2 thoughts on “Best Power Stations with over 1,000 Watt (powerful & portable) [May 2023]”

  1. I am seeking a power source to be used in the event of a sump pump failure. My location is a small town in VT where the power so far has been very stable. I have been here only 6 months. Neighbors claim that the power “never goes put”. I like the sentiment but understand that “never” is relative.
    Even is the power doesn’t fail, pumps can and do quit. The “back-up” pumps on offer on the WEB and in the Big Boxes appear always to be 12VDC and are described in terms of providing peace of mind rather than GPM @ various Heads. The blurb might claim the pump will drain 15000 gallons on a single battery charge but omits under what conditions.
    I am considering installing 2 cast iron 1/2HP pumps with float switches arranged so that is on pump is not working the , the second will “see” the rising water and take over the bailing chore.
    My second pump may or may not need to use battery power depending on the reason the first pump failed.
    So I am looking for a power source for one 1/2HP pump with a run time of 3days . No real design details yet. “run time” assumes the sump pump functions for a short burst several times per our until the plumber arrives. Short bursts suck power, I don’t see a fix for that. More importantly I don’t know how to plug the short-term surge requirements into overall device run time specification.
    While I have a pretty good idea of what makes a back up power system, in general, I don’t understand the the term “power station”. What are the main components under such a heading? Inverter; MPPT charge controller;communication device; other elements?

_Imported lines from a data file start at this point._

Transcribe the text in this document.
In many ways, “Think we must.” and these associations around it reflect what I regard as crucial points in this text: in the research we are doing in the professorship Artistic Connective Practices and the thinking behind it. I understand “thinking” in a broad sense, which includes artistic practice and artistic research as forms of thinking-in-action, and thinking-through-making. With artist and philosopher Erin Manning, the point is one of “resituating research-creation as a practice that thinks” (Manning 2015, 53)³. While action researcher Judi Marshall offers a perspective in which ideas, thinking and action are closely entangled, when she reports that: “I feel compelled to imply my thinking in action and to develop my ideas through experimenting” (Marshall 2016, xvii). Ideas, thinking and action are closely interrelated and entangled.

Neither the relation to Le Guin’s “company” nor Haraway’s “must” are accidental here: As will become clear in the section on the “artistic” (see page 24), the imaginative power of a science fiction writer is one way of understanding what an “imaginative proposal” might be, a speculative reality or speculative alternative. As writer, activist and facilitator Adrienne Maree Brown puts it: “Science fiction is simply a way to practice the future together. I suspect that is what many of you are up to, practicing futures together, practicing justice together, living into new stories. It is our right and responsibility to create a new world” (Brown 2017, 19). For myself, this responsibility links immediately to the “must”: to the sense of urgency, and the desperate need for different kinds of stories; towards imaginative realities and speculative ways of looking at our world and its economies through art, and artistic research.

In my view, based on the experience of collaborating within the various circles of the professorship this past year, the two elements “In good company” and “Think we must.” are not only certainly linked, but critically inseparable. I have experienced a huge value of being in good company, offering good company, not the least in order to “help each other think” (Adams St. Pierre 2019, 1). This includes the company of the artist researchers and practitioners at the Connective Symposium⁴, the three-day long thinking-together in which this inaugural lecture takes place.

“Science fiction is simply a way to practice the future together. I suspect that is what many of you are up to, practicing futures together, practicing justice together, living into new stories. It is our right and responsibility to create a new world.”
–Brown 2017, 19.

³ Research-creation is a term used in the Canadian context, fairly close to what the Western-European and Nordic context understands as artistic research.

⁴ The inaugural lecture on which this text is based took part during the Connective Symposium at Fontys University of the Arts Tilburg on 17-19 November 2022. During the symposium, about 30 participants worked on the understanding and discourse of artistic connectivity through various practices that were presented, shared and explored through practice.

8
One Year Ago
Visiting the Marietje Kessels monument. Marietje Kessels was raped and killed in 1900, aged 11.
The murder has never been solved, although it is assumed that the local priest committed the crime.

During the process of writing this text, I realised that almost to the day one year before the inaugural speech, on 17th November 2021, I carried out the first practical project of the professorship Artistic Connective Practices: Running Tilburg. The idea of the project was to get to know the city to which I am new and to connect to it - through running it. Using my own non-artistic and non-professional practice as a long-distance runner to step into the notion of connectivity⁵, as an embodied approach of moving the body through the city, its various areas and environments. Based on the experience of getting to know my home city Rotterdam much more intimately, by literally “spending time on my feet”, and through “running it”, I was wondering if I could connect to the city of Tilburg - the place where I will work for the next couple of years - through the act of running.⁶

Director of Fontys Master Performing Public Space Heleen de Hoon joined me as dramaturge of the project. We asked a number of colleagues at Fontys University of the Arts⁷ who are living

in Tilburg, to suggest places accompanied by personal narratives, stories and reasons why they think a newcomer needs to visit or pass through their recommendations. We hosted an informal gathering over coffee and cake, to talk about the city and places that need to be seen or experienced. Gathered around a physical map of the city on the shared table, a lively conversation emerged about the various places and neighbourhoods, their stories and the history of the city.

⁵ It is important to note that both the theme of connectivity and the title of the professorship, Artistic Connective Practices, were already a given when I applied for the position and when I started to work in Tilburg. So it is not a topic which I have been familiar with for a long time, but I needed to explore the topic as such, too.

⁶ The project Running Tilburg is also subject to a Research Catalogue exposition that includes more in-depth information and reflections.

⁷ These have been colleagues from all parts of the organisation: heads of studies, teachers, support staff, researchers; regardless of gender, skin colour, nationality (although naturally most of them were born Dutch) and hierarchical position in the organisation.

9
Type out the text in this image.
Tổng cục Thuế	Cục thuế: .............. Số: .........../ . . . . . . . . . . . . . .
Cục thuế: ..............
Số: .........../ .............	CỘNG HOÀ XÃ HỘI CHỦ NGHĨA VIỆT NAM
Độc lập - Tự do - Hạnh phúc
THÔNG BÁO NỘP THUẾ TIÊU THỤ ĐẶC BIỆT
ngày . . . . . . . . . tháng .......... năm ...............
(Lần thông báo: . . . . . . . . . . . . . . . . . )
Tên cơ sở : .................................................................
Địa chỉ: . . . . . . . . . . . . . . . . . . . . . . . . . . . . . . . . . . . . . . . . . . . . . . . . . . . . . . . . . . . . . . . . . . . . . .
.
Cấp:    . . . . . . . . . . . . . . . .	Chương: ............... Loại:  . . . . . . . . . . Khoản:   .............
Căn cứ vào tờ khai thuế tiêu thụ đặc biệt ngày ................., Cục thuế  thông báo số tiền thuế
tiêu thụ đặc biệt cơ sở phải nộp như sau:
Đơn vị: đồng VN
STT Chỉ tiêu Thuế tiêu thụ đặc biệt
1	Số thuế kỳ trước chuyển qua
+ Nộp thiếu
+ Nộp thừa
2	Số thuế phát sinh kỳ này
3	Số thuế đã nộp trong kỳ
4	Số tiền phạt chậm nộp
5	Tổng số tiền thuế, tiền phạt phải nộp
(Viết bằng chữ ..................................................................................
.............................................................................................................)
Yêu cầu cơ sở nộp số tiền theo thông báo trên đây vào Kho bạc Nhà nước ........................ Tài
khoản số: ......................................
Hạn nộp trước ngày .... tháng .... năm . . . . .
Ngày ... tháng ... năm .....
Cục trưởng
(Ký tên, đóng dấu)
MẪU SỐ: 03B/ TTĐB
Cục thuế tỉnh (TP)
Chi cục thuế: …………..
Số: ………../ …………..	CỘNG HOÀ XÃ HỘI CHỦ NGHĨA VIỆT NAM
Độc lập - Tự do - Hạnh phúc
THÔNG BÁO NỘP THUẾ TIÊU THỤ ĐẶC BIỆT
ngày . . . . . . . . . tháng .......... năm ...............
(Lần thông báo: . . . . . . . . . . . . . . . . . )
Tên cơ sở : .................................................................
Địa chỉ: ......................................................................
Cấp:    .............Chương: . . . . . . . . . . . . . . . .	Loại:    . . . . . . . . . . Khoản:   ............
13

    I see you advise lithium batteries. Can I substitute with some version of lead acid battery. I don’t need portability and will need to save a few dollars somewhere in the system.
    Thanks for the comprehensive description of design consideration in your article.

    1. Thank you for reaching out to us with your inquiry. We understand your concern and the specific requirements for your sump pump backup system.
      Regarding the term ‘power station,’ within the scope of our products, it refers to backup battery systems. These are typically composed of components such as lithium battery cells, an inverter, a charge controller, transfer switches, and a charger. However, our expertise primarily lies in keeping up with the stats and prices of the devices, so we recommend consulting with a technical expert or the manufacturer for detailed specifications and compatibility.
      Regarding the substitution of lithium batteries with lead-acid batteries, it might be possible, but we again strongly advise checking with a technical expert to ensure that it meets your requirements.
      Feel free to reach out if you need any further assistance with our products.